Voters approve to retain existing sales tax for open lands, rivers and trails in Grand County
Editor’s note: This story has been updated to reflect latest election results.
Grand County resoundingly voted yes on Ballot Issue 1A, the Open Lands, Rivers and Trails measure, according to preliminary results from Grand County Clerk and Recorder’s Office. The countywide ballot measure asked voters if Grand County should extend its existing 0.3% sales tax levy, beginning January 1, 2024, to continue supporting the Open, Lands, Rivers and Trails Fund.
As of 11 p.m. on Election Day, 72.56% of votes tallied approved retaining the sales tax, according to unofficial results from the Grand County Clerk and Recorder’s Office.
The proceeds of the sales tax will be used for protecting and conserving agricultural lands, scenic open spaces, wildlife habitat, wetlands and more. The fund helps maintain local hiking and biking trails, plus conserves water in the Colorado and Fraser rivers, lakes and streams.
The sales tax levy was first created in 2016 to fund the Grand County Open Lands, Rivers and Trails program. Thanks to voters approving the sales tax extension, several new environmental efforts will receive funding starting in 2024. First, the funding will benefit wildfire mitigation and prevention, which is especially important in the wake of disasters such as the East Troublesome Fire.
In addition, the funding will go towards creation of new hiking, biking, and multi-use trails, including motorized trails. Adding motorized trails to the funding is beneficial for towns whose economy relies on these trails, explained Meara McQuain, president and director of Headwaters Trails Alliance. For example, Grand Lake and Kremmling are home to numerous snowmobile trails.
Lastly, more water quality and river restoration projects will receive funding.
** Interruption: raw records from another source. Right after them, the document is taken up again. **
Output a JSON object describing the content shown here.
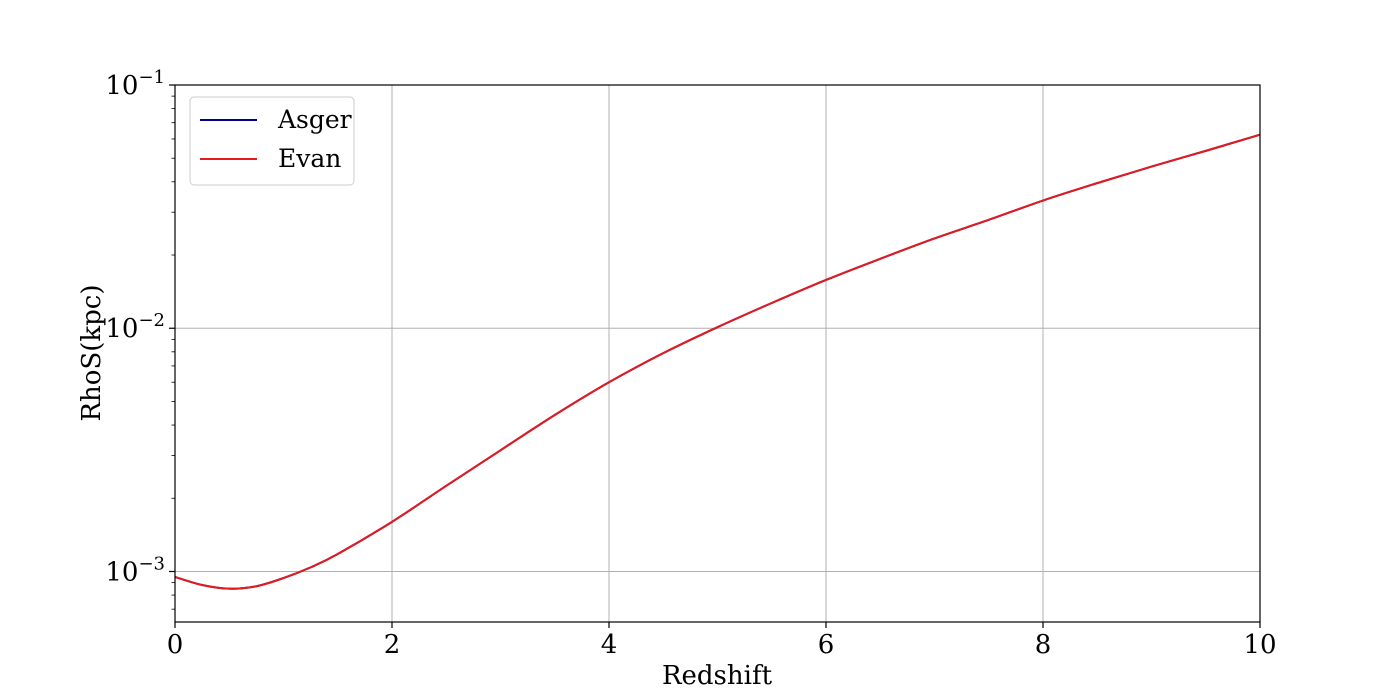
{
  "chart_data": {
    "type": "line",
    "title": "",
    "xlabel": "Redshift",
    "ylabel": "RhoS(kpc)",
    "xlim": [
      0,
      10
    ],
    "ylim": [
      0.00062,
      0.1
    ],
    "yscale": "log",
    "grid": true,
    "legend_position": "top-left",
    "x_ticks": [
      {
        "value": 0,
        "label": "0"
      },
      {
        "value": 2,
        "label": "2"
      },
      {
        "value": 4,
        "label": "4"
      },
      {
        "value": 6,
        "label": "6"
      },
      {
        "value": 8,
        "label": "8"
      },
      {
        "value": 10,
        "label": "10"
      }
    ],
    "y_ticks": [
      {
        "value": 0.001,
        "base": "10",
        "exp": "−3"
      },
      {
        "value": 0.01,
        "base": "10",
        "exp": "−2"
      },
      {
        "value": 0.1,
        "base": "10",
        "exp": "−1"
      }
    ],
    "x": [
      0,
      0.25,
      0.5,
      0.75,
      1,
      1.25,
      1.5,
      2,
      2.5,
      3,
      3.5,
      4,
      4.5,
      5,
      5.5,
      6,
      6.5,
      7,
      7.5,
      8,
      8.5,
      9,
      9.5,
      10
    ],
    "series": [
      {
        "name": "Asger",
        "color": "#00008b",
        "values": [
          0.00095,
          0.00088,
          0.00085,
          0.00087,
          0.00094,
          0.00104,
          0.00118,
          0.0016,
          0.00225,
          0.00315,
          0.0044,
          0.006,
          0.0079,
          0.0101,
          0.0127,
          0.0158,
          0.0193,
          0.0234,
          0.0279,
          0.0335,
          0.0395,
          0.0462,
          0.0536,
          0.0625
        ]
      },
      {
        "name": "Evan",
        "color": "#e41a1c",
        "values": [
          0.00095,
          0.00088,
          0.00085,
          0.00087,
          0.00094,
          0.00104,
          0.00118,
          0.0016,
          0.00225,
          0.00315,
          0.0044,
          0.006,
          0.0079,
          0.0101,
          0.0127,
          0.0158,
          0.0193,
          0.0234,
          0.0279,
          0.0335,
          0.0395,
          0.0462,
          0.0536,
          0.0625
        ]
      }
    ]
  }
}
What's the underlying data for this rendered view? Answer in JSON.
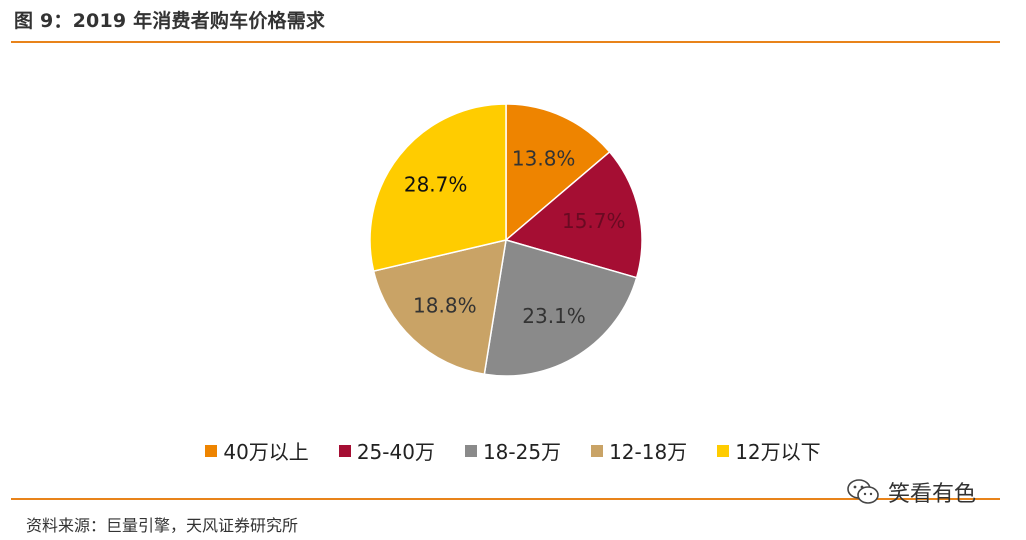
{
  "title": "图 9：2019 年消费者购车价格需求",
  "source": "资料来源：巨量引擎，天风证券研究所",
  "watermark": "笑看有色",
  "colors": {
    "accent_rule": "#e8831a"
  },
  "chart_data": {
    "type": "pie",
    "title": "",
    "legend_position": "bottom",
    "slices": [
      {
        "label": "40万以上",
        "value": 13.8,
        "display": "13.8%",
        "color": "#ee8400",
        "text_color": "#333333"
      },
      {
        "label": "25-40万",
        "value": 15.7,
        "display": "15.7%",
        "color": "#a50e33",
        "text_color": "#6a0a22"
      },
      {
        "label": "18-25万",
        "value": 23.1,
        "display": "23.1%",
        "color": "#8a8a8a",
        "text_color": "#333333"
      },
      {
        "label": "12-18万",
        "value": 18.8,
        "display": "18.8%",
        "color": "#c9a366",
        "text_color": "#333333"
      },
      {
        "label": "12万以下",
        "value": 28.7,
        "display": "28.7%",
        "color": "#ffcc00",
        "text_color": "#111111"
      }
    ]
  }
}
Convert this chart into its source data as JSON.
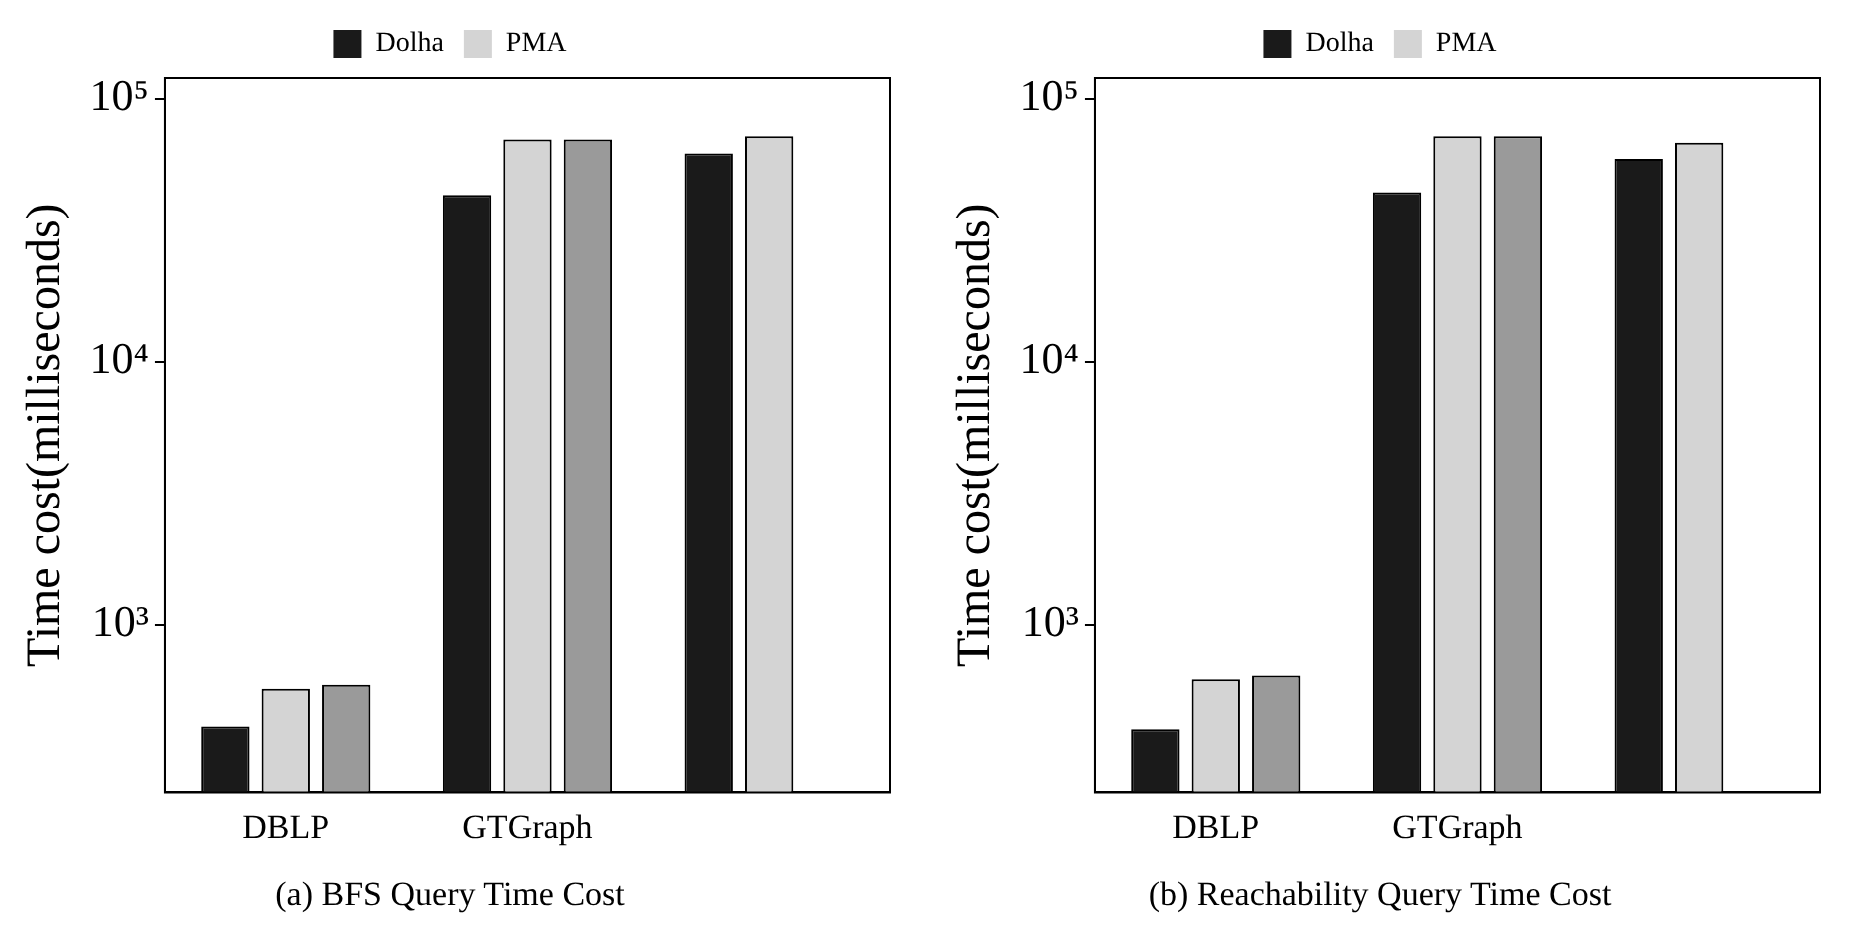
{
  "chart_data": [
    {
      "type": "bar",
      "title": "(a) BFS Query Time Cost",
      "ylabel": "Time cost(milliseconds)",
      "categories": [
        "DBLP",
        "GTGraph",
        null
      ],
      "series": [
        {
          "name": "Dolha",
          "color": "#1a1a1a",
          "values": [
            410,
            43000,
            62000
          ]
        },
        {
          "name": "PMA",
          "color": "#d4d4d4",
          "values": [
            570,
            70000,
            72000
          ]
        },
        {
          "color": "#9a9a9a",
          "values": [
            590,
            70000,
            null
          ]
        }
      ],
      "log": "y",
      "ylim": [
        230,
        120000
      ],
      "yticks": [
        {
          "value": 1000,
          "label": "10³"
        },
        {
          "value": 10000,
          "label": "10⁴"
        },
        {
          "value": 100000,
          "label": "10⁵"
        }
      ],
      "grid": false,
      "legend": "top"
    },
    {
      "type": "bar",
      "title": "(b) Reachability Query Time Cost",
      "ylabel": "Time cost(milliseconds)",
      "categories": [
        "DBLP",
        "GTGraph",
        null
      ],
      "series": [
        {
          "name": "Dolha",
          "color": "#1a1a1a",
          "values": [
            400,
            44000,
            59000
          ]
        },
        {
          "name": "PMA",
          "color": "#d4d4d4",
          "values": [
            620,
            72000,
            68000
          ]
        },
        {
          "color": "#9a9a9a",
          "values": [
            640,
            72000,
            null
          ]
        }
      ],
      "log": "y",
      "ylim": [
        230,
        120000
      ],
      "yticks": [
        {
          "value": 1000,
          "label": "10³"
        },
        {
          "value": 10000,
          "label": "10⁴"
        },
        {
          "value": 100000,
          "label": "10⁵"
        }
      ],
      "grid": false,
      "legend": "top"
    }
  ]
}
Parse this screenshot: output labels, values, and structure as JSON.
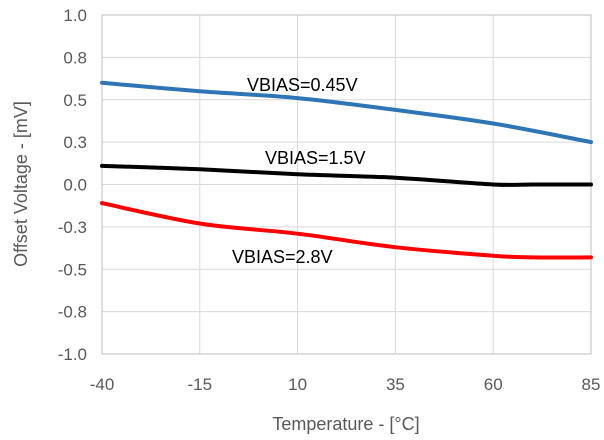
{
  "chart_data": {
    "type": "line",
    "title": "",
    "xlabel": "Temperature - [°C]",
    "ylabel": "Offset Voltage - [mV]",
    "xlim": [
      -40,
      85
    ],
    "ylim": [
      -1.0,
      1.0
    ],
    "x_ticks": [
      -40,
      -15,
      10,
      35,
      60,
      85
    ],
    "x_tick_labels": [
      "-40",
      "-15",
      "10",
      "35",
      "60",
      "85"
    ],
    "y_ticks": [
      1.0,
      0.75,
      0.5,
      0.25,
      0.0,
      -0.25,
      -0.5,
      -0.75,
      -1.0
    ],
    "y_tick_labels": [
      "1.0",
      "0.8",
      "0.5",
      "0.3",
      "0.0",
      "-0.3",
      "-0.5",
      "-0.8",
      "-1.0"
    ],
    "grid": true,
    "legend": "none",
    "series": [
      {
        "name": "VBIAS=0.45V",
        "color": "#2e75b6",
        "x": [
          -40,
          -15,
          10,
          35,
          60,
          85
        ],
        "y": [
          0.6,
          0.55,
          0.51,
          0.44,
          0.36,
          0.25
        ]
      },
      {
        "name": "VBIAS=1.5V",
        "color": "#000000",
        "x": [
          -40,
          -15,
          10,
          35,
          60,
          70,
          85
        ],
        "y": [
          0.11,
          0.09,
          0.06,
          0.04,
          0.0,
          0.0,
          0.0
        ]
      },
      {
        "name": "VBIAS=2.8V",
        "color": "#ff0000",
        "x": [
          -40,
          -15,
          10,
          35,
          60,
          70,
          85
        ],
        "y": [
          -0.11,
          -0.23,
          -0.29,
          -0.37,
          -0.42,
          -0.43,
          -0.43
        ]
      }
    ]
  }
}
Community leaders celebrate the passing of Ballot Issue 1A
Jessica Rahn, executive director of the Grand County Wildfire Council
“Thank you to everyone in our community who supported extending this important piece of funding without raising taxes for open lands, rivers, trails, and now, wildfire mitigation. We’re excited that the community supported this and there will be local funding for wildland fire mitigation. There has been a substantial amount of planning, before and since our devastating fires, and these funds will go a long way to move projects from planning to useful fuels projects. Grand County Wildfire Council hopes to use a portion of these funds to leverage other available funding from our federal, state and regional partners for our programs, focusing on wildfire mitigation and education. Please visit our website at bewildfireready.org to learn more about our programs and how to reduce your wildfire risk.”
Brad White, Fire Chief of Grand Fire Protection District No. 1:
“I think Grand County voters recognize that their dollars are best invested locally, and I think the OLRT fund has a history of demonstrating that. The fund has invested in many of the values important to Grand County citizens and has continued to keep Grand County Grand. We’re really excited that wildfire mitigation efforts will now be included in the funding, and I think it shows that we’re here to invest in our future and ready to turn much of our recent community planning into community protection.”
Meara McQuain, president/director of Headwaters Trails Alliance
“Speaking from Headwaters Trails Alliance, (OLRT funding) has certainly allowed us to make some really significant changes to our trails that are more in line with sustainability, so the trails can sustain the ever-growing population. Without having these funds over the last several years, we would really be behind in getting our trails able to cope with the current visitation we’re seeing … I would like to thank Grand County residents for their continued support of protecting the waters, landscapes and recreation amenities for our community residents and visitors.”
Jeremy Krones, executive director of Colorado Headwaters Land Trust
The land trust is thrilled to see such a great show of support from the community. This passing proved the community’s commitment to continue to support conservation and allows us to pursue our mission even further. OLRT will continue to be something unique to Grand County, as we all recognize the immense value of outdoor recreation and natural resource management. Thank you to everyone who supports this invaluable and worthwhile measure. Grand County residents and visitors alike will benefit from it for many, many years to come.”